If validation fails, the form shows inline error messages:

Academic Term *
┌────────────────────────────────┐
│ Select a term...         ▾     │
└────────────────────────────────┘
⚠️ Academic term is required

Server-Side Validation

After client submission, the server validates:

  • Foreign key integrity: Selected IDs exist in referenced tables
  • Data consistency: Cross-field validation (StartDate < EndDate)
  • Authorization: User has permission to access requested data

If server validation fails, the dialog stays open and displays the server error message.


Testing Your Form Generation

Before publishing your domain, test the generated forms:

Test 1: All Templates Have Parameters

For each template in documentTypes, click "Run" and verify:

  • [ ] Parameter form appears
  • [ ] All expected filter fields present
  • [ ] Required fields marked with asterisks
  • [ ] Dropdown options populate correctly
  • [ ] Default values make sense
  • [ ] Validation works (try submitting empty required fields)

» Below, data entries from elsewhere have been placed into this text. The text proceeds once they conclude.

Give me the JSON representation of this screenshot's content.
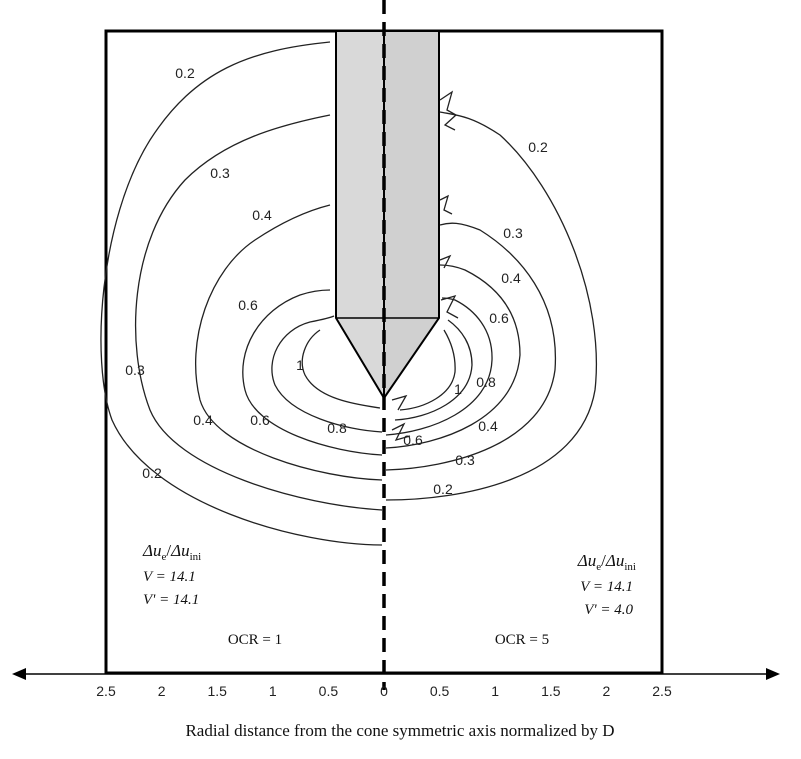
{
  "chart_data": {
    "type": "contour",
    "xlabel": "Radial distance from the cone symmetric axis normalized by D",
    "x_ticks_left": [
      "2.5",
      "2",
      "1.5",
      "1",
      "0.5",
      "0"
    ],
    "x_ticks_right": [
      "0.5",
      "1",
      "1.5",
      "2",
      "2.5"
    ],
    "xlim": [
      -2.5,
      2.5
    ],
    "panels": [
      {
        "side": "left",
        "quantity": "Δu",
        "quantity_sub_num": "e",
        "quantity_den": "Δu",
        "quantity_sub_den": "ini",
        "v_label": "V = 14.1",
        "vprime_label": "V' = 14.1",
        "ocr_label": "OCR = 1",
        "contour_labels": [
          "0.2",
          "0.3",
          "0.4",
          "0.6",
          "1",
          "0.3",
          "0.4",
          "0.6",
          "0.8",
          "0.2"
        ]
      },
      {
        "side": "right",
        "quantity": "Δu",
        "quantity_sub_num": "e",
        "quantity_den": "Δu",
        "quantity_sub_den": "ini",
        "v_label": "V = 14.1",
        "vprime_label": "V' = 4.0",
        "ocr_label": "OCR = 5",
        "contour_labels": [
          "0.2",
          "0.3",
          "0.4",
          "0.6",
          "1",
          "0.8",
          "0.4",
          "0.6",
          "0.3",
          "0.2"
        ]
      }
    ],
    "contour_levels": [
      0.2,
      0.3,
      0.4,
      0.6,
      0.8,
      1
    ]
  }
}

Test 2: Filter Logic Produces Correct Results

Generate the same template with different filter combinations and verify data changes appropriately:

  • No filters: Should return all records
  • Single filter: Only records matching that filter
  • Multiple filters: AND logic (all conditions must match)
  • Sort options: Order changes correctly

Test 3: Edge Cases

  • What if a referenced table is empty? (e.g., no teachers in system yet)
  • What if all filter fields are optional and user leaves them blank?
  • What if lookup table has 100+ options? (pagination, search)

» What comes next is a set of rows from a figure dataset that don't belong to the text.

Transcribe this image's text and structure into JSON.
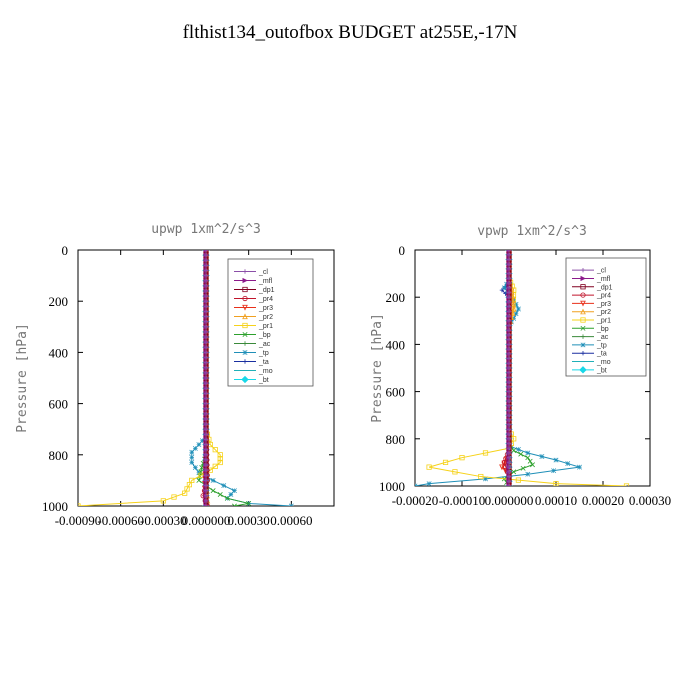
{
  "page_title": "flthist134_outofbox  BUDGET at255E,-17N",
  "chart_data": [
    {
      "type": "line",
      "title": "upwp  1xm^2/s^3",
      "ylabel": "Pressure [hPa]",
      "xlabel": "",
      "xlim": [
        -0.0009,
        0.0009
      ],
      "ylim": [
        1000,
        0
      ],
      "x_tick_labels": [
        "-0.00090",
        "-0.00060",
        "-0.00030",
        "0.000000",
        "0.00030",
        "0.00060"
      ],
      "y_tick_labels": [
        "0",
        "200",
        "400",
        "600",
        "800",
        "1000"
      ],
      "grid": false,
      "legend_placement": "top-right",
      "series": [
        {
          "name": "_cl",
          "color": "#8b4fa8",
          "marker": "+",
          "points": [
            [
              0,
              0
            ],
            [
              0,
              200
            ],
            [
              0,
              400
            ],
            [
              0,
              600
            ],
            [
              0,
              800
            ],
            [
              0,
              1000
            ]
          ]
        },
        {
          "name": "_mfl",
          "color": "#8b1a8b",
          "marker": ">",
          "points": [
            [
              0,
              0
            ],
            [
              0,
              200
            ],
            [
              0,
              400
            ],
            [
              0,
              600
            ],
            [
              0,
              800
            ],
            [
              0,
              1000
            ]
          ]
        },
        {
          "name": "_dp1",
          "color": "#800020",
          "marker": "s",
          "points": [
            [
              0,
              0
            ],
            [
              0,
              200
            ],
            [
              0,
              400
            ],
            [
              0,
              600
            ],
            [
              0,
              800
            ],
            [
              0,
              900
            ],
            [
              0,
              1000
            ]
          ]
        },
        {
          "name": "_pr4",
          "color": "#c0142b",
          "marker": "o",
          "points": [
            [
              0,
              0
            ],
            [
              0,
              700
            ],
            [
              1e-05,
              900
            ],
            [
              -2e-05,
              960
            ],
            [
              1e-05,
              1000
            ]
          ]
        },
        {
          "name": "_pr3",
          "color": "#e8301a",
          "marker": "v",
          "points": [
            [
              0,
              0
            ],
            [
              0,
              800
            ],
            [
              -1e-05,
              950
            ],
            [
              0,
              1000
            ]
          ]
        },
        {
          "name": "_pr2",
          "color": "#f0a020",
          "marker": "^",
          "points": [
            [
              0,
              0
            ],
            [
              0,
              900
            ],
            [
              1e-05,
              980
            ],
            [
              0,
              1000
            ]
          ]
        },
        {
          "name": "_pr1",
          "color": "#f6d21a",
          "marker": "s",
          "points": [
            [
              0,
              0
            ],
            [
              0,
              700
            ],
            [
              3e-05,
              760
            ],
            [
              0.0001,
              800
            ],
            [
              0.0001,
              830
            ],
            [
              3e-05,
              860
            ],
            [
              -0.0001,
              900
            ],
            [
              -0.00015,
              950
            ],
            [
              -0.0003,
              980
            ],
            [
              -0.0009,
              1000
            ]
          ]
        },
        {
          "name": "_bp",
          "color": "#2ca02c",
          "marker": "x",
          "points": [
            [
              0,
              0
            ],
            [
              0,
              800
            ],
            [
              -3e-05,
              850
            ],
            [
              -5e-05,
              900
            ],
            [
              5e-05,
              940
            ],
            [
              0.00015,
              970
            ],
            [
              0.0003,
              990
            ],
            [
              0.0002,
              1000
            ]
          ]
        },
        {
          "name": "_ac",
          "color": "#3a8a3a",
          "marker": "+",
          "points": [
            [
              0,
              0
            ],
            [
              0,
              900
            ],
            [
              1e-05,
              950
            ],
            [
              0,
              1000
            ]
          ]
        },
        {
          "name": "_tp",
          "color": "#1f8fb8",
          "marker": "*",
          "points": [
            [
              0,
              0
            ],
            [
              0,
              730
            ],
            [
              -5e-05,
              760
            ],
            [
              -0.0001,
              790
            ],
            [
              -0.0001,
              830
            ],
            [
              -5e-05,
              870
            ],
            [
              5e-05,
              900
            ],
            [
              0.0002,
              940
            ],
            [
              0.00015,
              970
            ],
            [
              0.0003,
              990
            ],
            [
              0.0006,
              1000
            ]
          ]
        },
        {
          "name": "_ta",
          "color": "#1a2fa0",
          "marker": "+",
          "points": [
            [
              0,
              0
            ],
            [
              0,
              900
            ],
            [
              -1e-05,
              960
            ],
            [
              0,
              1000
            ]
          ]
        },
        {
          "name": "_mo",
          "color": "#20b0b8",
          "marker": "-",
          "points": [
            [
              0,
              0
            ],
            [
              0,
              1000
            ]
          ]
        },
        {
          "name": "_bt",
          "color": "#18d8e8",
          "marker": "D",
          "points": [
            [
              0,
              0
            ],
            [
              0,
              1000
            ]
          ]
        }
      ]
    },
    {
      "type": "line",
      "title": "vpwp  1xm^2/s^3",
      "ylabel": "Pressure [hPa]",
      "xlabel": "",
      "xlim": [
        -0.0002,
        0.0003
      ],
      "ylim": [
        1000,
        0
      ],
      "x_tick_labels": [
        "-0.00020",
        "-0.00010",
        "0.000000",
        "0.00010",
        "0.00020",
        "0.00030"
      ],
      "y_tick_labels": [
        "0",
        "200",
        "400",
        "600",
        "800",
        "1000"
      ],
      "grid": false,
      "legend_placement": "top-right",
      "series": [
        {
          "name": "_cl",
          "color": "#8b4fa8",
          "marker": "+",
          "points": [
            [
              0,
              0
            ],
            [
              0,
              200
            ],
            [
              0,
              400
            ],
            [
              0,
              600
            ],
            [
              0,
              800
            ],
            [
              0,
              1000
            ]
          ]
        },
        {
          "name": "_mfl",
          "color": "#8b1a8b",
          "marker": ">",
          "points": [
            [
              0,
              0
            ],
            [
              0,
              200
            ],
            [
              0,
              400
            ],
            [
              0,
              600
            ],
            [
              0,
              800
            ],
            [
              0,
              1000
            ]
          ]
        },
        {
          "name": "_dp1",
          "color": "#800020",
          "marker": "s",
          "points": [
            [
              0,
              0
            ],
            [
              0,
              400
            ],
            [
              0,
              800
            ],
            [
              0,
              1000
            ]
          ]
        },
        {
          "name": "_pr4",
          "color": "#c0142b",
          "marker": "o",
          "points": [
            [
              0,
              0
            ],
            [
              0,
              850
            ],
            [
              -1e-05,
              900
            ],
            [
              0,
              960
            ],
            [
              0,
              1000
            ]
          ]
        },
        {
          "name": "_pr3",
          "color": "#e8301a",
          "marker": "v",
          "points": [
            [
              0,
              0
            ],
            [
              0,
              870
            ],
            [
              -1.5e-05,
              920
            ],
            [
              0,
              950
            ],
            [
              0,
              1000
            ]
          ]
        },
        {
          "name": "_pr2",
          "color": "#f0a020",
          "marker": "^",
          "points": [
            [
              0,
              0
            ],
            [
              0,
              120
            ],
            [
              5e-06,
              160
            ],
            [
              1e-05,
              250
            ],
            [
              0,
              320
            ],
            [
              0,
              1000
            ]
          ]
        },
        {
          "name": "_pr1",
          "color": "#f6d21a",
          "marker": "s",
          "points": [
            [
              0,
              0
            ],
            [
              0,
              120
            ],
            [
              1e-05,
              170
            ],
            [
              8e-06,
              250
            ],
            [
              0,
              300
            ],
            [
              0,
              760
            ],
            [
              1e-05,
              800
            ],
            [
              0,
              840
            ],
            [
              -0.0001,
              880
            ],
            [
              -0.00017,
              920
            ],
            [
              -6e-05,
              960
            ],
            [
              0.0001,
              990
            ],
            [
              0.00025,
              1000
            ]
          ]
        },
        {
          "name": "_bp",
          "color": "#2ca02c",
          "marker": "x",
          "points": [
            [
              0,
              0
            ],
            [
              0,
              820
            ],
            [
              1e-05,
              850
            ],
            [
              4e-05,
              880
            ],
            [
              5e-05,
              910
            ],
            [
              1e-05,
              940
            ],
            [
              -1e-05,
              970
            ],
            [
              0,
              1000
            ]
          ]
        },
        {
          "name": "_ac",
          "color": "#3a8a3a",
          "marker": "+",
          "points": [
            [
              0,
              0
            ],
            [
              0,
              1000
            ]
          ]
        },
        {
          "name": "_tp",
          "color": "#1f8fb8",
          "marker": "*",
          "points": [
            [
              0,
              0
            ],
            [
              0,
              130
            ],
            [
              -1e-05,
              160
            ],
            [
              1e-05,
              210
            ],
            [
              2e-05,
              250
            ],
            [
              1e-05,
              290
            ],
            [
              0,
              320
            ],
            [
              0,
              830
            ],
            [
              4e-05,
              860
            ],
            [
              0.0001,
              890
            ],
            [
              0.00015,
              920
            ],
            [
              4e-05,
              950
            ],
            [
              -5e-05,
              970
            ],
            [
              -0.00017,
              990
            ],
            [
              -0.0002,
              1000
            ]
          ]
        },
        {
          "name": "_ta",
          "color": "#1a2fa0",
          "marker": "+",
          "points": [
            [
              0,
              0
            ],
            [
              0,
              140
            ],
            [
              -1.5e-05,
              170
            ],
            [
              0,
              200
            ],
            [
              0,
              1000
            ]
          ]
        },
        {
          "name": "_mo",
          "color": "#20b0b8",
          "marker": "-",
          "points": [
            [
              0,
              0
            ],
            [
              0,
              1000
            ]
          ]
        },
        {
          "name": "_bt",
          "color": "#18d8e8",
          "marker": "D",
          "points": [
            [
              0,
              0
            ],
            [
              0,
              1000
            ]
          ]
        }
      ]
    }
  ]
}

The platform handles all these cases automatically, but test them to ensure your table definitions support the edge cases gracefully.


Migration: Adding Form-Friendly Metadata to Existing Tables

If you have an existing domain without rich field metadata:

// Before — minimal metadata
{
  "name": "ClassID",
  "type": "text"
}

Enhance to enable form generation:

// After — rich metadata
{
  "name": "ClassID",
  "type": "lookup",
  "required": false,
  "references": "classes",
  "displayField": "ClassName",
  "filterable": true,
  "description": "Filter to specific class or leave blank for all classes"
}

This is a non-breaking change as long as you don't change field names or make previously-optional fields required. Increment your domain version from 1.3.0 to 1.4.0 and republish.

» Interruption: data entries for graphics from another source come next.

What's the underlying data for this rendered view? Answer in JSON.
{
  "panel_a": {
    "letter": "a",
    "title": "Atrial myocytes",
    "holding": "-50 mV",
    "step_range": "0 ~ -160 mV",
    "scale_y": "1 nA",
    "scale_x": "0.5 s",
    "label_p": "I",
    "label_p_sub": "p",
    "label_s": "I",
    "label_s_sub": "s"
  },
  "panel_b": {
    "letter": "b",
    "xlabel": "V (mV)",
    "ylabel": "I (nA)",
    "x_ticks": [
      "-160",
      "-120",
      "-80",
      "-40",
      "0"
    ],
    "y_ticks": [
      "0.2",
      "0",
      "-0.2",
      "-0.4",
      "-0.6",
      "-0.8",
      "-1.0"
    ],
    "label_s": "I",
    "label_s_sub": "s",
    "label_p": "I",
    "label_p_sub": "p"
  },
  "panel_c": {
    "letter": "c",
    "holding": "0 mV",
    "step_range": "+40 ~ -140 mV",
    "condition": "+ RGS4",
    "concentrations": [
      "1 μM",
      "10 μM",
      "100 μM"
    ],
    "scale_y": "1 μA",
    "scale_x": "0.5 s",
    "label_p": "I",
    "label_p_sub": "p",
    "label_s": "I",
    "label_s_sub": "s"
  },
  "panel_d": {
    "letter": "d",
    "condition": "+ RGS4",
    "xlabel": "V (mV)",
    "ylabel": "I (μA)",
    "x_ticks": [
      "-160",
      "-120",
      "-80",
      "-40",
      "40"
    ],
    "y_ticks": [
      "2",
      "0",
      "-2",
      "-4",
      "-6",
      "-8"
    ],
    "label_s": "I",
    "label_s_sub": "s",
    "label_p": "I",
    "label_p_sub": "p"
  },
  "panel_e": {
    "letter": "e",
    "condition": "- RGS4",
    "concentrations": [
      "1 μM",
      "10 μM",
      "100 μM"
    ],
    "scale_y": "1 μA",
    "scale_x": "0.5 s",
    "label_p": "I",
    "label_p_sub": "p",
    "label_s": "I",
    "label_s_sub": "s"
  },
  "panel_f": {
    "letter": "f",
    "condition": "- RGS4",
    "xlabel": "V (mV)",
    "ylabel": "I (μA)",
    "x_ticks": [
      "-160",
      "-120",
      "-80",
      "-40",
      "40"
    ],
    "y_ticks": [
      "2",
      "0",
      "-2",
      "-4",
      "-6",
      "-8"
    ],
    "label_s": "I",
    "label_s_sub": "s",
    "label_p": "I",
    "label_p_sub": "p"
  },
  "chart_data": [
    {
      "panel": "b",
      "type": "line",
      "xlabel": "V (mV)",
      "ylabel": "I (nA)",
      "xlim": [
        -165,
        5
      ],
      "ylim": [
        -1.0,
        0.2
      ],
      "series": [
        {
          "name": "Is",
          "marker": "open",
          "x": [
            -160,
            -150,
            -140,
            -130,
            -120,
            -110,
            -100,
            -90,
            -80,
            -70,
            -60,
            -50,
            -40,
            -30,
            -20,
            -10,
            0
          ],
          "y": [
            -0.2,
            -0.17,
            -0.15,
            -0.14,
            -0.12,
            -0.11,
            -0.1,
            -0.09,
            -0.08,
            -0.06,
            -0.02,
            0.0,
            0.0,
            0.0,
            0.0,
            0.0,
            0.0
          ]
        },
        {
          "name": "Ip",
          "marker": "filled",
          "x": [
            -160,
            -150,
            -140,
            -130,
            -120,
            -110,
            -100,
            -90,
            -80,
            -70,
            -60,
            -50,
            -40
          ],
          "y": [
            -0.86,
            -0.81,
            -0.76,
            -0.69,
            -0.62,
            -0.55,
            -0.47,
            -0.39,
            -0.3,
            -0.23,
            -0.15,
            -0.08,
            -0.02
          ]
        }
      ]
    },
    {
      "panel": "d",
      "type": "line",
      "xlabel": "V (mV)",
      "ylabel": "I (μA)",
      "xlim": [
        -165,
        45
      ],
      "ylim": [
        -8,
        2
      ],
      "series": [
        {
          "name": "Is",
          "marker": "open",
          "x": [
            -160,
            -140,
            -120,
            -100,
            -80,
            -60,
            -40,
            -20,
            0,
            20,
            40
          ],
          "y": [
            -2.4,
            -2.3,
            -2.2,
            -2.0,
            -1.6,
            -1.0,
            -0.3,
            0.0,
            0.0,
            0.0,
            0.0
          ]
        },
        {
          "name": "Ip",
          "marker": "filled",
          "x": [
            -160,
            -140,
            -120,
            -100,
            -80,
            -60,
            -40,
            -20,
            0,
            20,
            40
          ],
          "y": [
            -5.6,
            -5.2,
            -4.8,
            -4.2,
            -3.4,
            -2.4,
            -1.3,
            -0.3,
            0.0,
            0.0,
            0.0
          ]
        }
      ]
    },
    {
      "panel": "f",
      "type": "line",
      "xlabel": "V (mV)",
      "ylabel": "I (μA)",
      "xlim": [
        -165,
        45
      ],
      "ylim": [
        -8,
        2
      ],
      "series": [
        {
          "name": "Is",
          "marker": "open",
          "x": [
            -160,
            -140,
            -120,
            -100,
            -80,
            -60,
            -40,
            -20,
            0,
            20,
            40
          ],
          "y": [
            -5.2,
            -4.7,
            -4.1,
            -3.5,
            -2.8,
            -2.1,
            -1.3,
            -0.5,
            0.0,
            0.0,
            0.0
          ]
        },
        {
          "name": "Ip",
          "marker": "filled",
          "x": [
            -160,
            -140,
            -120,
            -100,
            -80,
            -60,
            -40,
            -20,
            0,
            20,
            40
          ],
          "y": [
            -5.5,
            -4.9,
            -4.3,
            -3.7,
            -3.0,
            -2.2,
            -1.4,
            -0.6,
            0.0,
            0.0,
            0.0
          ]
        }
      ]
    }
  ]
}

Existing users will see enhanced parameter forms the next time they generate reports.


Summary

Automatic form generation is what makes the Data Publisher platform scalable for domain developers. Define your table structure once with rich metadata. The platform handles:

  • ✅ Rendering appropriate input controls based on field types
  • ✅ Populating dropdowns from related tables
  • ✅ Validating user input client-side and server-side
  • ✅ Passing structured parameters to the merge engine
  • ✅ Building filter queries automatically

Your 20 templates get 20 parameter forms with zero additional code.

The key is comprehensive field metadata in domain-config.json:

  • Use type: "lookup" for all foreign keys
  • Specify references and displayField for smart dropdowns
  • Mark essential filters as required: true
  • Set filterable: false for fields that don't make sense as filters
  • Provide options arrays for select fields
  • Use descriptive field names that become clear form labels

With table groups (Chapter 4.5) providing intuitive navigation and automatic form generation (this chapter) providing zero-code parameter collection, your domain is ready for template generation — that's Chapter 5.